El mundillo literario de nuestra ciudad está sacudido por un par de artículos publicados en Babelia, suplemento literario de El País, de Madrid, hace dos semanas. Han circulado por internet profusamente y han encendido polémicas cercanas y a larga distancia. Y a pesar de cuán discutible sea la materia de la que se ocupan –hacer panoramas de la literatura ecuatoriana en la apretura de un par de páginas– siempre será preferible que se hable de nuestra producción literaria a que siga hundida en la indiferencia y el silencio de un país que no lee.
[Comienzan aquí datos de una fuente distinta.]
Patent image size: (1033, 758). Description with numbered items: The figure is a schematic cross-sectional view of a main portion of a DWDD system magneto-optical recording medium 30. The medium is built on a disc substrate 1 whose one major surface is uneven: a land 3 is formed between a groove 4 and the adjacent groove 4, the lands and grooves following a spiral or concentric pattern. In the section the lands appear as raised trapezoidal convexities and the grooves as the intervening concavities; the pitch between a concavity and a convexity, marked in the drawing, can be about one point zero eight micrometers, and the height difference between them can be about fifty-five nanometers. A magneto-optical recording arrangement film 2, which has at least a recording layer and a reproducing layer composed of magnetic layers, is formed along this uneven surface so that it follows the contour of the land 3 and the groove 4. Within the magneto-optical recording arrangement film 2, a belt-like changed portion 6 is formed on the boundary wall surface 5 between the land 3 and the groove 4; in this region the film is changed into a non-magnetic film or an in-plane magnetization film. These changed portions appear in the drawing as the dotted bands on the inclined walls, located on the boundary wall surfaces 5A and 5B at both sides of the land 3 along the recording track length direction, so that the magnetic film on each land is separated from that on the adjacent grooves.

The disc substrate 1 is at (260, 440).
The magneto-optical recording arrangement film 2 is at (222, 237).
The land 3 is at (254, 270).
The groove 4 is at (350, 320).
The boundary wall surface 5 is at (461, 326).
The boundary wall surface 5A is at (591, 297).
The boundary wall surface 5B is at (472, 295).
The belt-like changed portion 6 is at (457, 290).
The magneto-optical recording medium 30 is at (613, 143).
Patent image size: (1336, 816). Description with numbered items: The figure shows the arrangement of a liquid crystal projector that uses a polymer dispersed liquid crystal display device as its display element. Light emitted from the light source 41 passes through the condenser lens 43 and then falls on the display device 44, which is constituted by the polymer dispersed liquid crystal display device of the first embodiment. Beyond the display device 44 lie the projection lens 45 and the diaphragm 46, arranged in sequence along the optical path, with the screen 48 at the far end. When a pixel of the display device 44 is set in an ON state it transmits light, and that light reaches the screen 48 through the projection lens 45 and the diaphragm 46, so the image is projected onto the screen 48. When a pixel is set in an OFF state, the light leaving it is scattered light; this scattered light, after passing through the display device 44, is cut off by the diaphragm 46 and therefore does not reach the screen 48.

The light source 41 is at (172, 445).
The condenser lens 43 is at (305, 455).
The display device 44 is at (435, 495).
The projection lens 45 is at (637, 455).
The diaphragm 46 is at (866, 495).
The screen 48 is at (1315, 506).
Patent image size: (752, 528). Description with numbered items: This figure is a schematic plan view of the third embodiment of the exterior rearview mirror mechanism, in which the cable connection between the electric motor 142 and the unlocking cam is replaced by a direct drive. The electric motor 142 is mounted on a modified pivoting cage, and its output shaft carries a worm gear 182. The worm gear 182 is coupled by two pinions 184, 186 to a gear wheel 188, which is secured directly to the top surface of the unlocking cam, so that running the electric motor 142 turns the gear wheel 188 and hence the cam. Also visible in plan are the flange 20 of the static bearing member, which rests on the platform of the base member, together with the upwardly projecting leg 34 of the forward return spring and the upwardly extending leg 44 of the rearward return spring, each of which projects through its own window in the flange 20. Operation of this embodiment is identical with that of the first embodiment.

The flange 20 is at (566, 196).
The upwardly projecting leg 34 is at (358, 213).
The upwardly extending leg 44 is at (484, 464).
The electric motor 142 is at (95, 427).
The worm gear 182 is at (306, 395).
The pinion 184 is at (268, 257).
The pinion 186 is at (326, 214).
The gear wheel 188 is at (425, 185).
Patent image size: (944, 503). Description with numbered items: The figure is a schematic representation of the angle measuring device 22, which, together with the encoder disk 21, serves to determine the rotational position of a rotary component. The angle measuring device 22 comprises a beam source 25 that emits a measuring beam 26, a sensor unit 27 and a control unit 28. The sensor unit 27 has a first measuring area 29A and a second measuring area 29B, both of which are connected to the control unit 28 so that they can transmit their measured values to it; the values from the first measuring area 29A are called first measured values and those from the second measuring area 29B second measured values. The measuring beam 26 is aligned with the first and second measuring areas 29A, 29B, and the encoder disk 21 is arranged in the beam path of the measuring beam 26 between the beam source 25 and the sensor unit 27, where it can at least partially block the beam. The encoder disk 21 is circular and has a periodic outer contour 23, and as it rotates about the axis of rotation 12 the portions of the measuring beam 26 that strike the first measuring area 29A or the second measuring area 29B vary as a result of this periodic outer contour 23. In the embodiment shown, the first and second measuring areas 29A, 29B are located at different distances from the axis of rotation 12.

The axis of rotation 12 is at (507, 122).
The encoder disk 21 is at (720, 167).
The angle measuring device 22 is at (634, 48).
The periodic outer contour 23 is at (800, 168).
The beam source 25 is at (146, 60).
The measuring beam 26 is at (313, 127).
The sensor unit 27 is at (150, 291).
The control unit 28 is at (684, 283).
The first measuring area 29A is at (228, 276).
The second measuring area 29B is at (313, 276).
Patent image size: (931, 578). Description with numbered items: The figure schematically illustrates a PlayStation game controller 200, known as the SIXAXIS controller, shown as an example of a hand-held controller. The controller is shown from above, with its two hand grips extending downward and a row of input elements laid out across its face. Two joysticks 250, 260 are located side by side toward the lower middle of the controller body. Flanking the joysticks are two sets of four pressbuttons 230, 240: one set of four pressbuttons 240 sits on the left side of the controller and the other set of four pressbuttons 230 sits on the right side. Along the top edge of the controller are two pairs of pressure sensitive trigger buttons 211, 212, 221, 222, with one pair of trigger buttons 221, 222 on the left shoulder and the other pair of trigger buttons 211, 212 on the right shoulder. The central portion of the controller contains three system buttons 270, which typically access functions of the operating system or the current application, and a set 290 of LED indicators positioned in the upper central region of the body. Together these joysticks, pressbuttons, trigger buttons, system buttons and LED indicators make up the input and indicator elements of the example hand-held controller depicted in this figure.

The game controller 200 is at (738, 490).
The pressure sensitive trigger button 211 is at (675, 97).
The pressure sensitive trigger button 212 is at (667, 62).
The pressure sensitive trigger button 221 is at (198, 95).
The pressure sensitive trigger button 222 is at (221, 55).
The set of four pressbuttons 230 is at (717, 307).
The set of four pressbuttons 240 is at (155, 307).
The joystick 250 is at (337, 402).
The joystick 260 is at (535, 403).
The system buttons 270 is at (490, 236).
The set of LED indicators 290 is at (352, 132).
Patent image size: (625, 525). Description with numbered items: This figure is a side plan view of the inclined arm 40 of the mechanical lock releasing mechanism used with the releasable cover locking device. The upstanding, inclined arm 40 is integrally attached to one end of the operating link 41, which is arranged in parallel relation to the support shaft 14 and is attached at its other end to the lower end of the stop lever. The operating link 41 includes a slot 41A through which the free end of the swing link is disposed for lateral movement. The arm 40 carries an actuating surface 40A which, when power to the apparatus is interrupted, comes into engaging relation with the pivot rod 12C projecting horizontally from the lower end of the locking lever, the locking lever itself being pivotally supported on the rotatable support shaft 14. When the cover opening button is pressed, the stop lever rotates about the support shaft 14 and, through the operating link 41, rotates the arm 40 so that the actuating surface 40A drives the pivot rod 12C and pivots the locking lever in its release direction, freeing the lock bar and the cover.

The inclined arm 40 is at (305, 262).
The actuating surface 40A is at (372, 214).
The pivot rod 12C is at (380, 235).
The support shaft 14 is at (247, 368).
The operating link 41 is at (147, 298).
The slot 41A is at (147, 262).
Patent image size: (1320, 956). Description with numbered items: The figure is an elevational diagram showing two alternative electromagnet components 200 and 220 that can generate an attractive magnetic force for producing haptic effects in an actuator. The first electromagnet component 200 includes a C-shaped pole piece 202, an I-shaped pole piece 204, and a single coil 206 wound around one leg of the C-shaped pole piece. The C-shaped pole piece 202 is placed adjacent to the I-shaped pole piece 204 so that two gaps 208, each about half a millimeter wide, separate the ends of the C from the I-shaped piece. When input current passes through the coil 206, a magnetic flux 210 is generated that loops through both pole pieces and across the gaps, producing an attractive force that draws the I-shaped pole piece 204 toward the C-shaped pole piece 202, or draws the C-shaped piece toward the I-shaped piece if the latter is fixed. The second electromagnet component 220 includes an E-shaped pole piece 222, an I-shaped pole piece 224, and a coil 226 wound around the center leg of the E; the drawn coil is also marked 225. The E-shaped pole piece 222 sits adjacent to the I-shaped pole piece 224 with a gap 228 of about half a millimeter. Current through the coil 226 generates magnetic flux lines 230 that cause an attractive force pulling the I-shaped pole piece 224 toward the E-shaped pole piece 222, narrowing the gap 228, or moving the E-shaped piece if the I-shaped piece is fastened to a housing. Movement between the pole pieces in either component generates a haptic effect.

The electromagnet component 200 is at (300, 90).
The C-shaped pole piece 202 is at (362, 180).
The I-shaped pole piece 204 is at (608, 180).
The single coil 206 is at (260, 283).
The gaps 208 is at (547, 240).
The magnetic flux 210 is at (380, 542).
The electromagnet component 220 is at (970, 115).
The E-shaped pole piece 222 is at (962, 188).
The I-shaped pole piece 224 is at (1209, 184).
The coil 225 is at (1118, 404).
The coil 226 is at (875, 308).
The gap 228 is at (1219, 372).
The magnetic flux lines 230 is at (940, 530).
Aceptarlo es identificar el interés por ser justo, comedido y oportuno cuando nos pronunciamos sobre la indeclinable expresión de nuestros escritores, quienes fieles a su vocación la cultivan a pesar del medio adverso. Humberto Robles, uno de nuestros solventes críticos que trabajan en los Estados Unidos, entrega su visión al periódico español poniendo énfasis en dos cosas: en el fenómeno de la emigración de ciudadanos y libros –numerosa la primera, inexistente la segunda– y en el gusto de los lectores. Y emprende el esfuerzo del panorama cayendo en el clásico pecado de las omisiones.

La respuesta de Wilfrido Corral, otro académico ecuatoriano haciendo respetable ejercicio crítico en los Estados Unidos, al parecer avivada por remitentes guayaquileños, es tan desmesurada que inmediatamente reconsidera y se retracta al punto de ofrecerle disculpas públicas al autor del artículo. Como él lo admite, fue víctima de un vicio emocional propio de nuestros círculos de seudoanálisis: atacar a la persona y no a las ideas con las que se disiente. Pero el acto de humildad que supone la excusa, lo redime de esa mezquindad repetida entre los contertulios de grupúsculos literarios. Desde otro ángulo del mismo país acogedor de nuestros intelectuales, Fernando Itúrburu, poeta y profesor, ofrece participar en el debate abierto por los artículos, el segundo de ellos de Mario Campaña.

Es que de debatir se trata. Pero no aludiendo al maestro de quien se es discípulo, al bando ideológico del autor, al taller literario en el que se ha formado parte, a la región ecuatoriana desde donde se escribe. Los círculos de amigos y compinches asfixian al medio y obnubilan la apreciación más o menos serena de la tenaz producción de escritura (y digo serena porque a nadie se le ocurriría hoy ponderar la inexistente objetividad en materia de formulación de criterios y juicios).

Las listas jamás son completas, al menos cuando todavía no pueden asentarse en la perspectiva del tiempo. Así y todo, que el artículo de Robles que revisa la narrativa del Ecuador y la divide en tres grupos de escritores, prescinda del nombre de Javier Vásconez es cosa que preocupa y fastidia. Y como no quiero abusar de mi malicia lo interpreto como un olvido grave y no como una descalificación. Vásconez, autor con libros en el país y en el extranjero, tomado en cuenta por analistas importantes, que ha recibido atención y estudio en universidades de otros países y cuya visión de profundo escarbador de realidades humanas y sociales está plasmada en dos libros que, a mi juicio, se ponen por encima de todos los suyos, Ciudad lejana (1982) y El viajero de Praga (1996), tiene que ser considerado, indispensablemente, al momento de cualquier representación de las letras del Ecuador.